13. Start Early. Never paint after the dew point, which is often as early as noon in some climates and usually around mid-afternoon. Otherwise, you can count on a dulled gloss if the dew forms on your new paint before it dries.

14. Avoid Drips. On a windy day it’s hard to keep newspapers under your paint cans to catch drips, so take a paper plate and attach it to the bottom of the can. It won’t blow, it catches the drips, and it moves easily when you move the can.

15. Buy Disposable Buckets. To create your own "dripless" paint bucket, buy a disposable cardboard bucket, punch a hole near the top on opposite sides, then put a section of coat hanger wire through the holes. You can remove excess paint from your brush on the wire, and it will fall straight into the middle of the bucket with no drips on the sides at all.

16. Use Separate Brushes. Never use a brush for varnish if it has been used for any other type of paint. You’ll always wind up with tiny particles of the old paint in your varnish.

17. Grease Fittings. If you need to mask off fittings or windows while painting, try smearing the protected area with Vaseline or similar grease. When the paint is dry, you can simply hose or wipe off any spatters easily.

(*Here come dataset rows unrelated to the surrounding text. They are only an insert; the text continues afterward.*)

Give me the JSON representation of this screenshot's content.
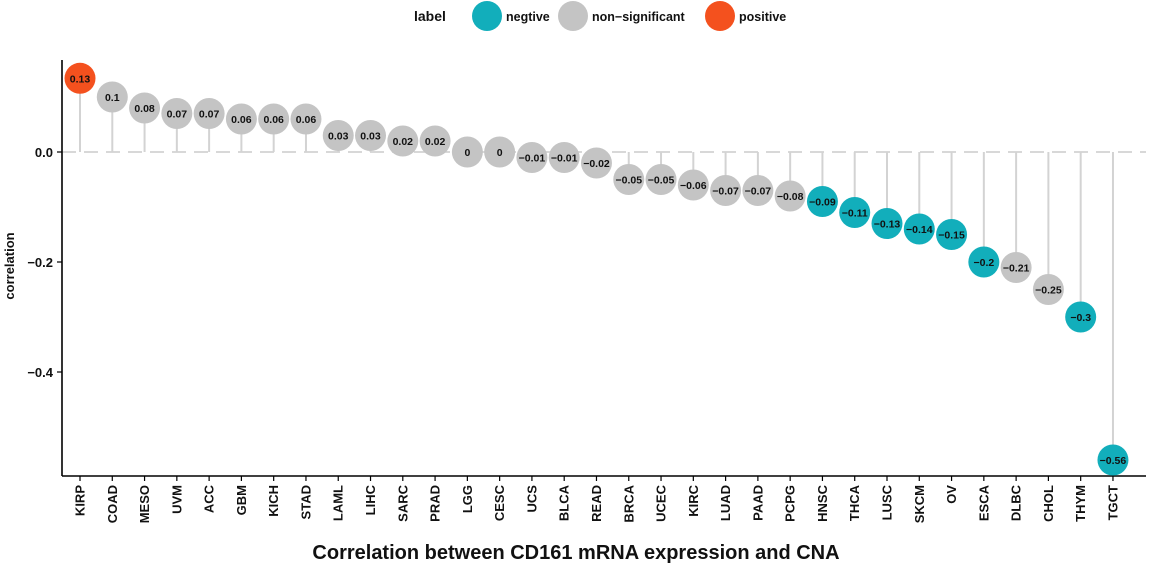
{
  "chart_data": {
    "type": "scatter",
    "xlabel": "Correlation between CD161 mRNA expression and CNA",
    "ylabel": "correlation",
    "ylim": [
      -0.59,
      0.17
    ],
    "yticks": [
      0.0,
      -0.2,
      -0.4
    ],
    "ytick_labels": [
      "0.0",
      "−0.2",
      "−0.4"
    ],
    "reference_line": 0,
    "grid": false,
    "legend": {
      "title": "label",
      "placement": "top",
      "entries": [
        {
          "name": "negtive",
          "color": "#12aebb"
        },
        {
          "name": "non−significant",
          "color": "#c4c4c4"
        },
        {
          "name": "positive",
          "color": "#f4511e"
        }
      ]
    },
    "categories": [
      "KIRP",
      "COAD",
      "MESO",
      "UVM",
      "ACC",
      "GBM",
      "KICH",
      "STAD",
      "LAML",
      "LIHC",
      "SARC",
      "PRAD",
      "LGG",
      "CESC",
      "UCS",
      "BLCA",
      "READ",
      "BRCA",
      "UCEC",
      "KIRC",
      "LUAD",
      "PAAD",
      "PCPG",
      "HNSC",
      "THCA",
      "LUSC",
      "SKCM",
      "OV",
      "ESCA",
      "DLBC",
      "CHOL",
      "THYM",
      "TGCT"
    ],
    "values": [
      0.134,
      0.1,
      0.08,
      0.07,
      0.07,
      0.06,
      0.06,
      0.06,
      0.03,
      0.03,
      0.02,
      0.02,
      0.0,
      0.0,
      -0.01,
      -0.01,
      -0.02,
      -0.05,
      -0.05,
      -0.06,
      -0.07,
      -0.07,
      -0.08,
      -0.09,
      -0.11,
      -0.13,
      -0.14,
      -0.15,
      -0.2,
      -0.21,
      -0.25,
      -0.3,
      -0.56
    ],
    "value_labels": [
      "0.13",
      "0.1",
      "0.08",
      "0.07",
      "0.07",
      "0.06",
      "0.06",
      "0.06",
      "0.03",
      "0.03",
      "0.02",
      "0.02",
      "0",
      "0",
      "−0.01",
      "−0.01",
      "−0.02",
      "−0.05",
      "−0.05",
      "−0.06",
      "−0.07",
      "−0.07",
      "−0.08",
      "−0.09",
      "−0.11",
      "−0.13",
      "−0.14",
      "−0.15",
      "−0.2",
      "−0.21",
      "−0.25",
      "−0.3",
      "−0.56"
    ],
    "labels": [
      "positive",
      "non−significant",
      "non−significant",
      "non−significant",
      "non−significant",
      "non−significant",
      "non−significant",
      "non−significant",
      "non−significant",
      "non−significant",
      "non−significant",
      "non−significant",
      "non−significant",
      "non−significant",
      "non−significant",
      "non−significant",
      "non−significant",
      "non−significant",
      "non−significant",
      "non−significant",
      "non−significant",
      "non−significant",
      "non−significant",
      "negtive",
      "negtive",
      "negtive",
      "negtive",
      "negtive",
      "negtive",
      "non−significant",
      "non−significant",
      "negtive",
      "negtive"
    ]
  }
}
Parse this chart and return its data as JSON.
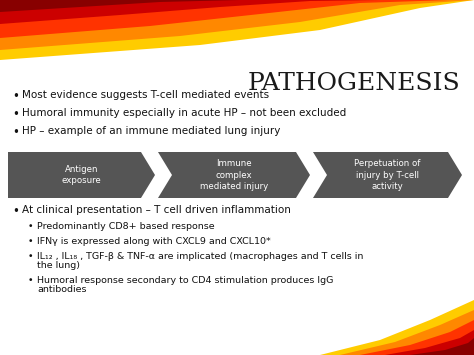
{
  "title": "PATHOGENESIS",
  "bg_color": "#ffffff",
  "title_color": "#1a1a1a",
  "title_fontsize": 18,
  "bullet_color": "#111111",
  "bullet_fontsize": 7.5,
  "sub_bullet_fontsize": 6.8,
  "arrow_color": "#555555",
  "arrow_text_color": "#ffffff",
  "arrow_labels": [
    "Antigen\nexposure",
    "Immune\ncomplex\nmediated injury",
    "Perpetuation of\ninjury by T-cell\nactivity"
  ],
  "top_bullets": [
    "Most evidence suggests T-cell mediated events",
    "Humoral immunity especially in acute HP – not been excluded",
    "HP – example of an immune mediated lung injury"
  ],
  "bottom_main": "At clinical presentation – T cell driven inflammation",
  "bottom_subs": [
    "Predominantly CD8+ based response",
    "IFNγ is expressed along with CXCL9 and CXCL10*",
    "IL₁₂ , IL₁₈ , TGF-β & TNF-α are implicated (macrophages and T cells in the lung)",
    "Humoral response secondary to CD4 stimulation produces IgG antibodies"
  ],
  "figure_width": 4.74,
  "figure_height": 3.55,
  "dpi": 100
}
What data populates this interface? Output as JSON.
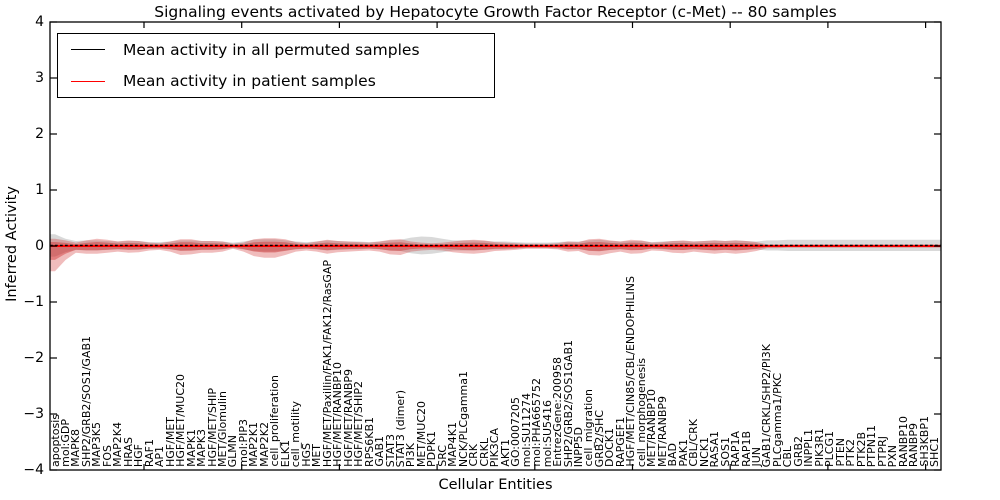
{
  "title": "Signaling events activated by Hepatocyte Growth Factor Receptor (c-Met) -- 80 samples",
  "legend": {
    "permuted_label": "Mean activity in all permuted samples",
    "patient_label": "Mean activity in patient samples"
  },
  "axes": {
    "ylabel": "Inferred Activity",
    "xlabel": "Cellular Entities",
    "yticks": [
      "4",
      "3",
      "2",
      "1",
      "0",
      "−1",
      "−2",
      "−3",
      "−4"
    ]
  },
  "colors": {
    "permuted_line": "#000000",
    "patient_line": "#ff0000",
    "patient_band": "#cc2222",
    "permuted_band": "#9a9a9a",
    "frame": "#000000"
  },
  "chart_data": {
    "type": "line",
    "title": "Signaling events activated by Hepatocyte Growth Factor Receptor (c-Met) -- 80 samples",
    "xlabel": "Cellular Entities",
    "ylabel": "Inferred Activity",
    "ylim": [
      -4,
      4
    ],
    "grid": false,
    "legend_position": "upper left",
    "entities": [
      "apoptosis",
      "mol:GDP",
      "MAPK8",
      "SHP2/GRB2/SOS1/GAB1",
      "MAP3K5",
      "FOS",
      "MAP2K4",
      "HRAS",
      "HGF",
      "RAF1",
      "AP1",
      "HGF/MET",
      "HGF/MET/MUC20",
      "MAPK1",
      "MAPK3",
      "HGF/MET/SHIP",
      "MET/Glomulin",
      "GLMN",
      "mol:PIP3",
      "MAP2K1",
      "MAP2K2",
      "cell_proliferation",
      "ELK1",
      "cell_motility",
      "HGS",
      "MET",
      "HGF/MET/Paxillin/FAK1/FAK12/RasGAP",
      "HGF/MET/RANBP10",
      "HGF/MET/RANBP9",
      "HGF/MET/SHIP2",
      "RPS6KB1",
      "GAB1",
      "STAT3",
      "STAT3 (dimer)",
      "PI3K",
      "MET/MUC20",
      "PDPK1",
      "SRC",
      "MAP4K1",
      "NCK/PLCgamma1",
      "CRK",
      "CRKL",
      "PIK3CA",
      "AKT1",
      "GO:0007205",
      "mol:SU11274",
      "mol:PHA665752",
      "mol:SU5416",
      "EntrezGene:200958",
      "SHP2/GRB2/SOS1GAB1",
      "INPP5D",
      "cell_migration",
      "GRB2/SHC",
      "DOCK1",
      "RAPGEF1",
      "HGF/MET/CIN85/CBL/ENDOPHILINS",
      "cell_morphogenesis",
      "MET/RANBP10",
      "MET/RANBP9",
      "BAD",
      "PAK1",
      "CBL/CRK",
      "NCK1",
      "RASA1",
      "SOS1",
      "RAP1A",
      "RAP1B",
      "JUN",
      "GAB1/CRKL/SHP2/PI3K",
      "PLCgamma1/PKC",
      "CBL",
      "GRB2",
      "INPPL1",
      "PIK3R1",
      "PLCG1",
      "PTEN",
      "PTK2",
      "PTK2B",
      "PTPN11",
      "PTPRJ",
      "PXN",
      "RANBP10",
      "RANBP9",
      "SH3KBP1",
      "SHC1"
    ],
    "series": [
      {
        "name": "Mean activity in all permuted samples",
        "style": "dashed",
        "mean": 0.01
      },
      {
        "name": "Mean activity in patient samples",
        "style": "solid",
        "mean": 0.0
      }
    ],
    "patient_band_upper": [
      0.13,
      0.1,
      0.06,
      0.1,
      0.13,
      0.11,
      0.08,
      0.1,
      0.09,
      0.06,
      0.05,
      0.08,
      0.12,
      0.12,
      0.09,
      0.09,
      0.08,
      0.04,
      0.06,
      0.12,
      0.14,
      0.14,
      0.12,
      0.07,
      0.05,
      0.08,
      0.11,
      0.09,
      0.08,
      0.07,
      0.06,
      0.08,
      0.11,
      0.12,
      0.08,
      0.06,
      0.05,
      0.06,
      0.08,
      0.1,
      0.11,
      0.1,
      0.07,
      0.06,
      0.05,
      0.04,
      0.04,
      0.04,
      0.05,
      0.08,
      0.07,
      0.12,
      0.13,
      0.1,
      0.08,
      0.11,
      0.1,
      0.06,
      0.07,
      0.09,
      0.1,
      0.08,
      0.09,
      0.1,
      0.09,
      0.1,
      0.09,
      0.07,
      0.03,
      0.03,
      0.03,
      0.03,
      0.03,
      0.03,
      0.03,
      0.03,
      0.03,
      0.03,
      0.03,
      0.03,
      0.03,
      0.03,
      0.03,
      0.03,
      0.03
    ],
    "patient_band_lower": [
      -0.45,
      -0.25,
      -0.12,
      -0.14,
      -0.14,
      -0.12,
      -0.1,
      -0.12,
      -0.11,
      -0.08,
      -0.07,
      -0.1,
      -0.16,
      -0.15,
      -0.12,
      -0.12,
      -0.1,
      -0.05,
      -0.1,
      -0.18,
      -0.21,
      -0.21,
      -0.16,
      -0.1,
      -0.08,
      -0.1,
      -0.14,
      -0.11,
      -0.1,
      -0.09,
      -0.08,
      -0.1,
      -0.15,
      -0.16,
      -0.1,
      -0.08,
      -0.07,
      -0.08,
      -0.11,
      -0.13,
      -0.14,
      -0.12,
      -0.09,
      -0.08,
      -0.07,
      -0.05,
      -0.05,
      -0.05,
      -0.06,
      -0.1,
      -0.09,
      -0.16,
      -0.17,
      -0.13,
      -0.1,
      -0.14,
      -0.13,
      -0.08,
      -0.09,
      -0.12,
      -0.13,
      -0.1,
      -0.12,
      -0.14,
      -0.12,
      -0.14,
      -0.12,
      -0.09,
      -0.04,
      -0.04,
      -0.03,
      -0.03,
      -0.03,
      -0.03,
      -0.03,
      -0.03,
      -0.03,
      -0.03,
      -0.03,
      -0.03,
      -0.03,
      -0.03,
      -0.03,
      -0.03,
      -0.03
    ],
    "permuted_band_halfwidth": [
      0.2,
      0.12,
      0.08,
      0.09,
      0.09,
      0.08,
      0.07,
      0.08,
      0.08,
      0.06,
      0.06,
      0.07,
      0.09,
      0.09,
      0.08,
      0.08,
      0.07,
      0.05,
      0.07,
      0.1,
      0.11,
      0.11,
      0.09,
      0.07,
      0.06,
      0.07,
      0.09,
      0.08,
      0.07,
      0.07,
      0.06,
      0.07,
      0.09,
      0.1,
      0.14,
      0.16,
      0.15,
      0.12,
      0.09,
      0.09,
      0.09,
      0.08,
      0.07,
      0.07,
      0.06,
      0.05,
      0.05,
      0.05,
      0.06,
      0.07,
      0.07,
      0.09,
      0.1,
      0.08,
      0.07,
      0.08,
      0.08,
      0.06,
      0.07,
      0.08,
      0.08,
      0.07,
      0.08,
      0.09,
      0.08,
      0.09,
      0.08,
      0.07,
      0.09,
      0.09,
      0.1,
      0.1,
      0.1,
      0.1,
      0.1,
      0.1,
      0.1,
      0.1,
      0.1,
      0.1,
      0.1,
      0.1,
      0.1,
      0.1,
      0.1
    ]
  }
}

18. Clean And Suspend Brushes. Don’t stand your brushes on their bristles in a can of solvent, or they’ll be suitable for painting around corners. Drill the brush handle and put wire through the hole to suspend the brush in the cleaner.

19. Look Before You Leap. Want to see what a different color scheme would look like on your boat? Take a Polaroid of your boat, then use water-soluble felt tip pens to draw the new color directly on the image. If you want to try other combinations, simply wipe the ink off the waterproof surface.

20. Check Your Elbows. Last, but not least, always make sure you remember to look in a mirror as you clean up after painting your boat. Otherwise, you might end up with people commenting on your painted elbows at cocktail parties.